Kwarteng makes sense of the main moments of global and (specifically, but not exclusively) western monetary history, from the consequences of the first world war to the boom and bust of the 1920s; from the financial consequences of the second world war to the extraordinary achievements of the Bretton Woods conference. Held in July 1944, Bretton Woods established a new world financial order, created the IMF and the precursor of the World Bank, but kept gold as the stabilising factor. The agreement survived until the early 1970s, when President Nixon, attempting to deal with the consequences of the Vietnam war, ended the link between the dollar and gold.

One of this book's central premises is that our governments' need to accumulate treasure has been "a powerful impetus behind developments in society". Yet, as is shown here, the rise of oil, the coming of China and the creation of the euro (a direct result of Nixon's ending of the Bretton Woods agreement) all led not to great social development but to the financial crisis of 2008. That crisis was, in some ways, a social development, but one whose consequences we will be facing for many years to come.

Kwarteng's ambitious attempt to make sense of the modern history of money is unlikely to make readers feel secure about the future. The collapse of European economies under the weight of huge government debt, the continuing arguments as to whether we should spend our way out of recession or cut government borrowing, and, on a global scale, China's reluctance to fix its currency to gold because it would slow down its export business will all continue to darken the immediate global economic outlook.

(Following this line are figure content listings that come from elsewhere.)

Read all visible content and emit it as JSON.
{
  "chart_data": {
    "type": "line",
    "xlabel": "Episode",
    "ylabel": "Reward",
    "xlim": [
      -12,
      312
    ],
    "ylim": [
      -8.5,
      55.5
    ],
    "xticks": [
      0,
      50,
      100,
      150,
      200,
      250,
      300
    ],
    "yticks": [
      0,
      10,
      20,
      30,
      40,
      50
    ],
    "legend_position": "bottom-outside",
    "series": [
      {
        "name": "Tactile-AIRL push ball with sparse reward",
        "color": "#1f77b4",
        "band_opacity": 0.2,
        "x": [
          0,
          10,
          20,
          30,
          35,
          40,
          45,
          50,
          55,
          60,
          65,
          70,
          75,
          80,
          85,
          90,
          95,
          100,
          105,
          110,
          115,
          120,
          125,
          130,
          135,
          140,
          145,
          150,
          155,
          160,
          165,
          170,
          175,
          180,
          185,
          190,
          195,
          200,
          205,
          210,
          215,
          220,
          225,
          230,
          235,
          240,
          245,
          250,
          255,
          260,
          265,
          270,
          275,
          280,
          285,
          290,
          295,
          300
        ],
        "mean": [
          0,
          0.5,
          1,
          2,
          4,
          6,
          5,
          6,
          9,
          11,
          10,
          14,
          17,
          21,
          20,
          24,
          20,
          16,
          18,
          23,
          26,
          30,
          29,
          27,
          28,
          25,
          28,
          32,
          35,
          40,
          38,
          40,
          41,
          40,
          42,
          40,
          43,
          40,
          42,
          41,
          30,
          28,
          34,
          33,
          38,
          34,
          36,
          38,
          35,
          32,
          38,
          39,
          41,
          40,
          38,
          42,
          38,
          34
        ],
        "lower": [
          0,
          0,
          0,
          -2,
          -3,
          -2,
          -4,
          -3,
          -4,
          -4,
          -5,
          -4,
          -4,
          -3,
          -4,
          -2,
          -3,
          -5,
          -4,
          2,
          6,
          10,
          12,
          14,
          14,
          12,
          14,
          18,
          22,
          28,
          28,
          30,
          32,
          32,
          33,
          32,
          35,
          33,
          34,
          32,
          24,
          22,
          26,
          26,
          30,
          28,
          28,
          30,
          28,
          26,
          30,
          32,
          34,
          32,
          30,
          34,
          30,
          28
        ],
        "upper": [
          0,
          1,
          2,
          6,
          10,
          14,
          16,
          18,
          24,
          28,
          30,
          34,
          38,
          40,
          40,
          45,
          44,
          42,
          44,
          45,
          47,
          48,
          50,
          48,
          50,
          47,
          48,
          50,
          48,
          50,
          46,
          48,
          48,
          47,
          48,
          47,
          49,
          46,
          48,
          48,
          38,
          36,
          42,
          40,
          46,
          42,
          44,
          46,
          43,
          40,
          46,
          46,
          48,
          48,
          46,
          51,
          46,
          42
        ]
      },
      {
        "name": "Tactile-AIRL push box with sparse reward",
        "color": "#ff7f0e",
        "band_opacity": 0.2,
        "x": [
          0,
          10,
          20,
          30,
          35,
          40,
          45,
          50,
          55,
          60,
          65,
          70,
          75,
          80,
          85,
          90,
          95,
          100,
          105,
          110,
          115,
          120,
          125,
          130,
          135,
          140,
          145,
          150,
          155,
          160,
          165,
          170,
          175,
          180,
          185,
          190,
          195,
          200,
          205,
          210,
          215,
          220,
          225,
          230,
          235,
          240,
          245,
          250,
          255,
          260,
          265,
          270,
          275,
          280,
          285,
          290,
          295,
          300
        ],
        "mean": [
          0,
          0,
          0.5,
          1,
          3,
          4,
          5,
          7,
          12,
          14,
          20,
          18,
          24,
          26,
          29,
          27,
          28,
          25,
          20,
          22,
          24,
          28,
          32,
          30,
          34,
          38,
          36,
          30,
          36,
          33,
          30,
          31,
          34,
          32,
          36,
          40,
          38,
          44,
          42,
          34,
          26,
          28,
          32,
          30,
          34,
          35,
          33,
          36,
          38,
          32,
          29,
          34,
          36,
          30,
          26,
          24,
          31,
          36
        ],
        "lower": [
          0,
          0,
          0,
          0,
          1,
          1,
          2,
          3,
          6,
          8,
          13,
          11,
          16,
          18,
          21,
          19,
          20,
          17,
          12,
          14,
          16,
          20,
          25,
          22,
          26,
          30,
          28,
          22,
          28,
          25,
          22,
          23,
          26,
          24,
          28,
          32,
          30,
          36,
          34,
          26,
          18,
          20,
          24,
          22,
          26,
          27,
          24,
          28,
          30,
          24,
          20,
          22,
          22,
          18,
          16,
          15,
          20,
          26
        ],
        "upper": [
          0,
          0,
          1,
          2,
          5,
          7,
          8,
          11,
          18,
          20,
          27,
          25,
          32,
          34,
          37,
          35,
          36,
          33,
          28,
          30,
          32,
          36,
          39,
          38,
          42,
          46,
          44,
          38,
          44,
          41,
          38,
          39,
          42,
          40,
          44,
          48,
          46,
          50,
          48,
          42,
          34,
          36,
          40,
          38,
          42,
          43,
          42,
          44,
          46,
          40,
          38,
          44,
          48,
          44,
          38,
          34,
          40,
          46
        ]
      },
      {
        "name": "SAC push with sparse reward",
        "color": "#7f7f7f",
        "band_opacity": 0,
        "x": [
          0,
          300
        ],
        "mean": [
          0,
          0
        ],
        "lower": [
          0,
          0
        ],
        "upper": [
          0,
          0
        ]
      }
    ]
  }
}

If there is light in this dark cloud, it comes from the author himself. Politicians have often been criticised for lacking a long view of history. This exhaustive and convincingly argued history of money comes from an author whose day job is to sit in the House of Commons. Kwarteng might not know how to stabilise a financial system that floats on credit, but he certainly understands the forces and the mistakes that have led to that destabilisation.